An unintended consequence of the Foley revelations could be less congressional enthusiasm for data retention legislation--which is expected to be introduced by next year and which likely would force Internet service providers to record logs of user activities for a year or two.

Marc Rotenberg, director of the Electronic Privacy Information Center in Washington, D.C., said that politicians may be newly squeamish about having their online activities recorded. Before enacting data retention legislation, the cell phones of members of Congress should be examined for salacious conversations, Rotenberg quipped.

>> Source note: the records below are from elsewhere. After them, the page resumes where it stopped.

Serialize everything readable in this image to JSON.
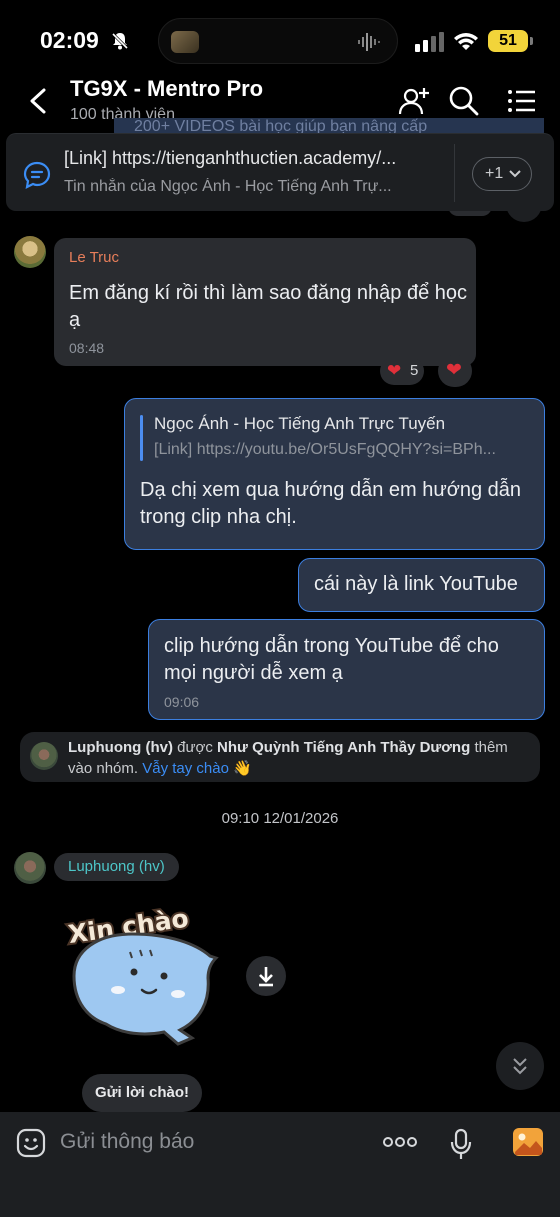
{
  "status_bar": {
    "time": "02:09",
    "battery": "51"
  },
  "header": {
    "title": "TG9X - Mentro Pro",
    "subtitle": "100 thành viên"
  },
  "pinned": {
    "line1": "[Link] https://tienganhthuctien.academy/...",
    "line2": "Tin nhắn của Ngọc Ánh - Học Tiếng Anh Trự...",
    "more_label": "+1"
  },
  "ghost_text": "200+ VIDEOS bài học giúp bạn nâng cấp",
  "messages": {
    "m1": {
      "sender": "Le Truc",
      "text": "Em đăng kí rồi thì làm sao đăng nhập để học ạ",
      "time": "08:48",
      "reaction_count": "5"
    },
    "m2": {
      "quote_author": "Ngọc Ánh - Học Tiếng Anh Trực Tuyến",
      "quote_text": "[Link] https://youtu.be/Or5UsFgQQHY?si=BPh...",
      "text": "Dạ chị xem qua hướng dẫn em hướng dẫn trong clip nha chị."
    },
    "m3": {
      "text": "cái này là link YouTube"
    },
    "m4": {
      "text": "clip hướng dẫn trong YouTube để cho mọi người dễ xem ạ",
      "time": "09:06"
    }
  },
  "system_notice": {
    "member": "Luphuong (hv)",
    "verb": "được",
    "by": "Như Quỳnh Tiếng Anh Thầy Dương",
    "action": "thêm vào nhóm.",
    "link": "Vẫy tay chào",
    "emoji": "👋"
  },
  "date_divider": "09:10 12/01/2026",
  "sticker_msg": {
    "sender": "Luphuong (hv)",
    "sticker_text": "Xin chào"
  },
  "greet_button": "Gửi lời chào!",
  "composer": {
    "placeholder": "Gửi thông báo",
    "more": "ooo"
  },
  "colors": {
    "accent": "#3c7fe0",
    "outgoing_bg": "#2b3548",
    "incoming_bg": "#2a2c30",
    "sender_name": "#e77e5a",
    "new_member_name": "#4dc6c8"
  }
}
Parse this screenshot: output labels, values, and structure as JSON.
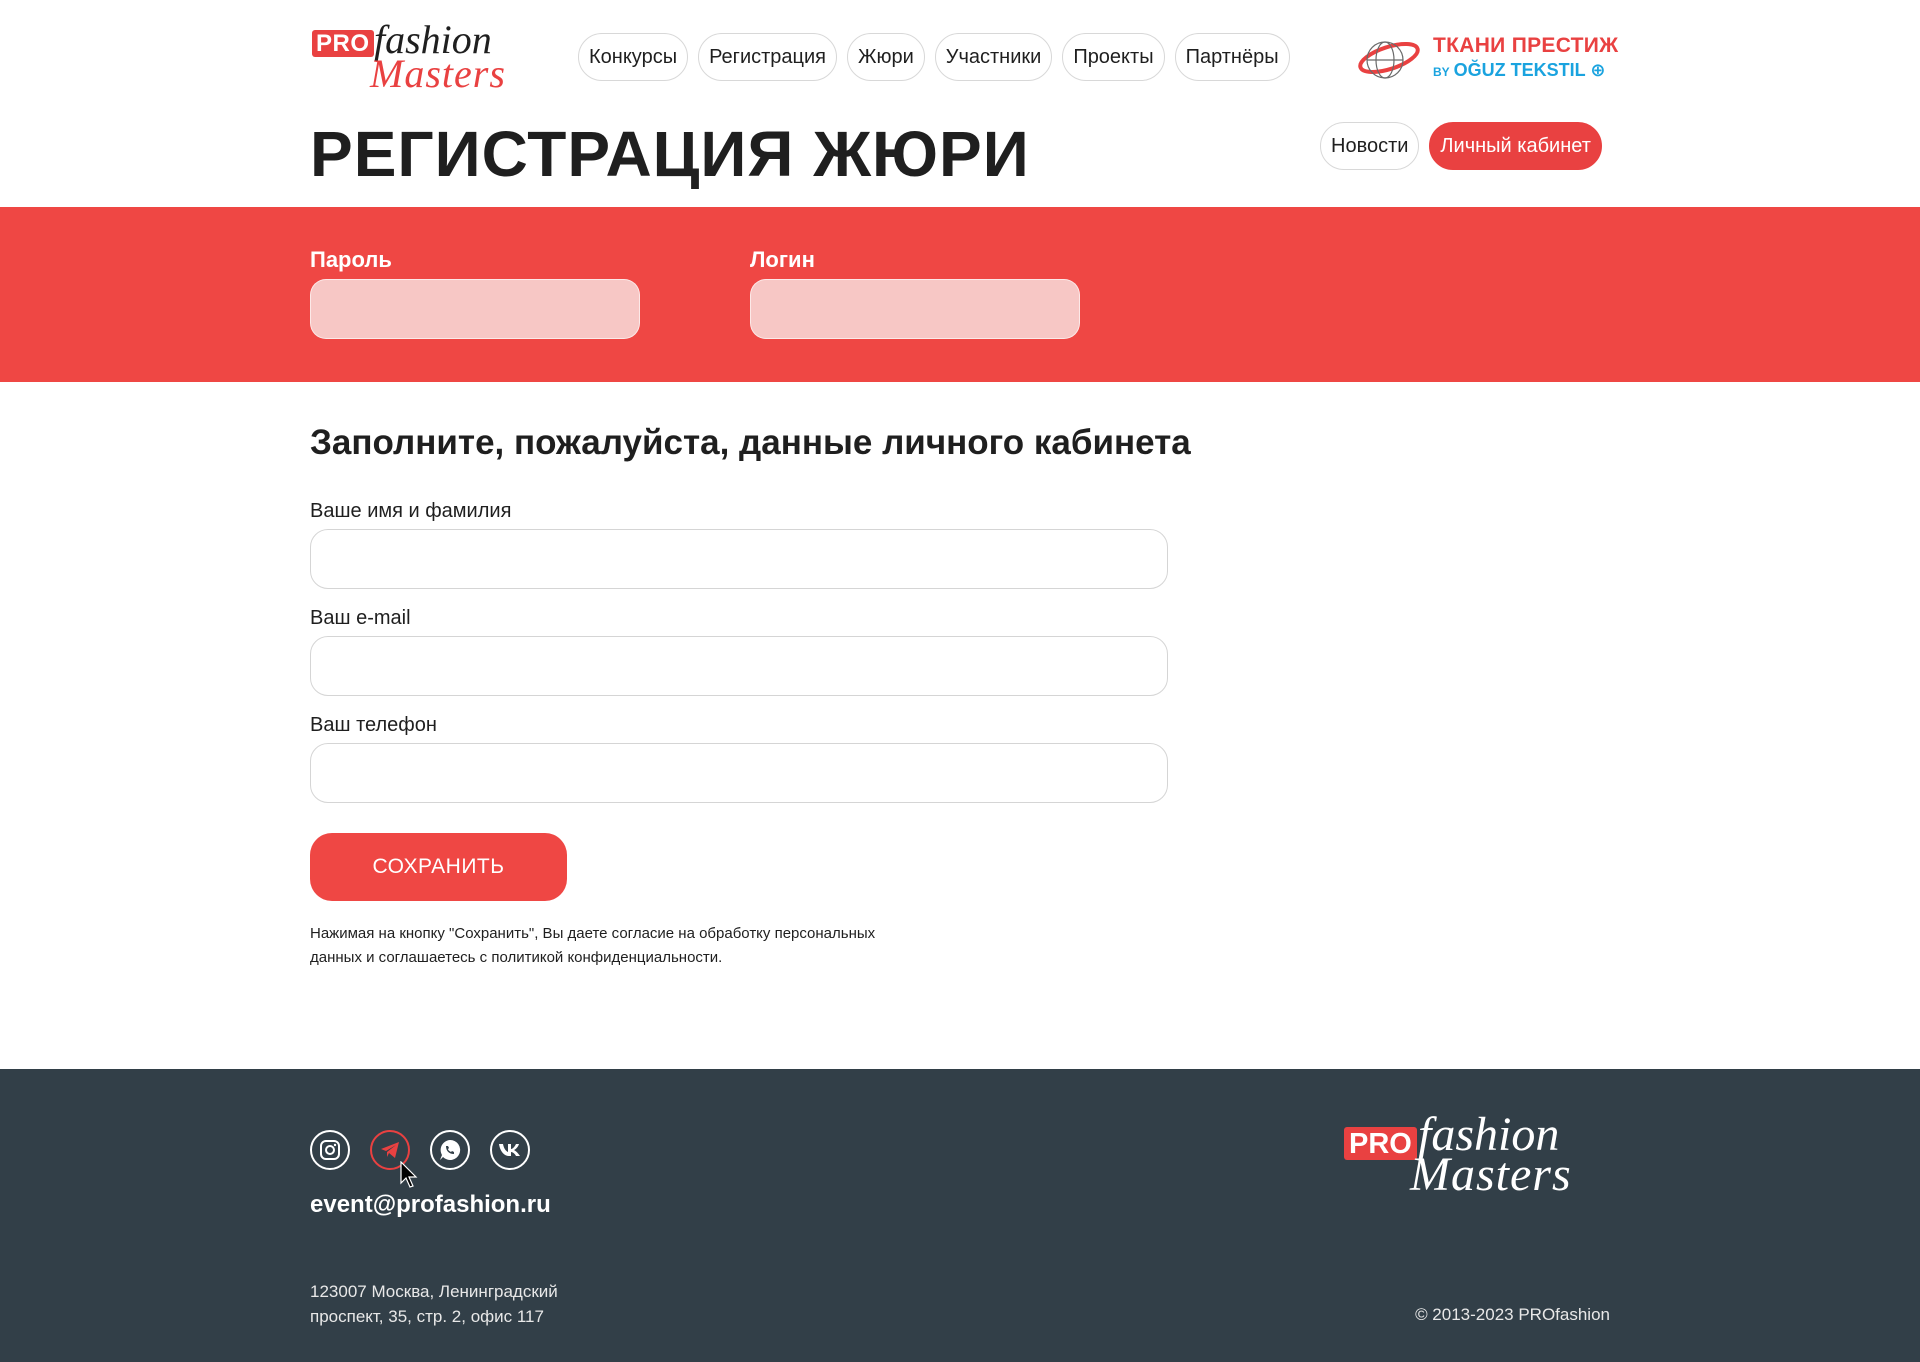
{
  "colors": {
    "accent": "#ef4744",
    "input_on_accent": "#f7c7c5",
    "footer_bg": "#323f48",
    "partner_blue": "#1aa3df"
  },
  "logo": {
    "pro": "PRO",
    "fashion": "fashion",
    "masters": "Masters"
  },
  "nav": {
    "items": [
      {
        "label": "Конкурсы"
      },
      {
        "label": "Регистрация"
      },
      {
        "label": "Жюри"
      },
      {
        "label": "Участники"
      },
      {
        "label": "Проекты"
      },
      {
        "label": "Партнёры"
      }
    ]
  },
  "partner": {
    "line1": "ТКАНИ ПРЕСТИЖ",
    "by": "BY",
    "line2": "OĞUZ TEKSTIL"
  },
  "page": {
    "title": "РЕГИСТРАЦИЯ ЖЮРИ",
    "news_label": "Новости",
    "cabinet_label": "Личный кабинет"
  },
  "credentials": {
    "password_label": "Пароль",
    "password_value": "",
    "login_label": "Логин",
    "login_value": ""
  },
  "form": {
    "title": "Заполните, пожалуйста, данные личного кабинета",
    "name_label": "Ваше имя и фамилия",
    "name_value": "",
    "email_label": "Ваш e-mail",
    "email_value": "",
    "phone_label": "Ваш телефон",
    "phone_value": "",
    "save_label": "СОХРАНИТЬ",
    "consent_line1": "Нажимая на кнопку \"Сохранить\", Вы даете согласие на обработку персональных",
    "consent_line2": "данных и соглашаетесь с политикой конфиденциальности."
  },
  "footer": {
    "social_icons": [
      "instagram-icon",
      "telegram-icon",
      "whatsapp-icon",
      "vk-icon"
    ],
    "email": "event@profashion.ru",
    "address_line1": "123007 Москва, Ленинградский",
    "address_line2": "проспект, 35, стр. 2, офис 117",
    "copyright": "© 2013-2023 PROfashion",
    "logo": {
      "pro": "PRO",
      "fashion": "fashion",
      "masters": "Masters"
    }
  }
}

Many documents with Foley's remarks about the Internet protecting children have been scrubbed from congressional Web sites. But a transcript of a June 2005 hearing remains.

Talking about adults who solicit minors for sex, Foley said: "It's about setting the bar so they realize that if they offend, that their life as they knew it will be terminated. No longer will they have freedoms."

CNET News.com's Anne Broache contributed to this report.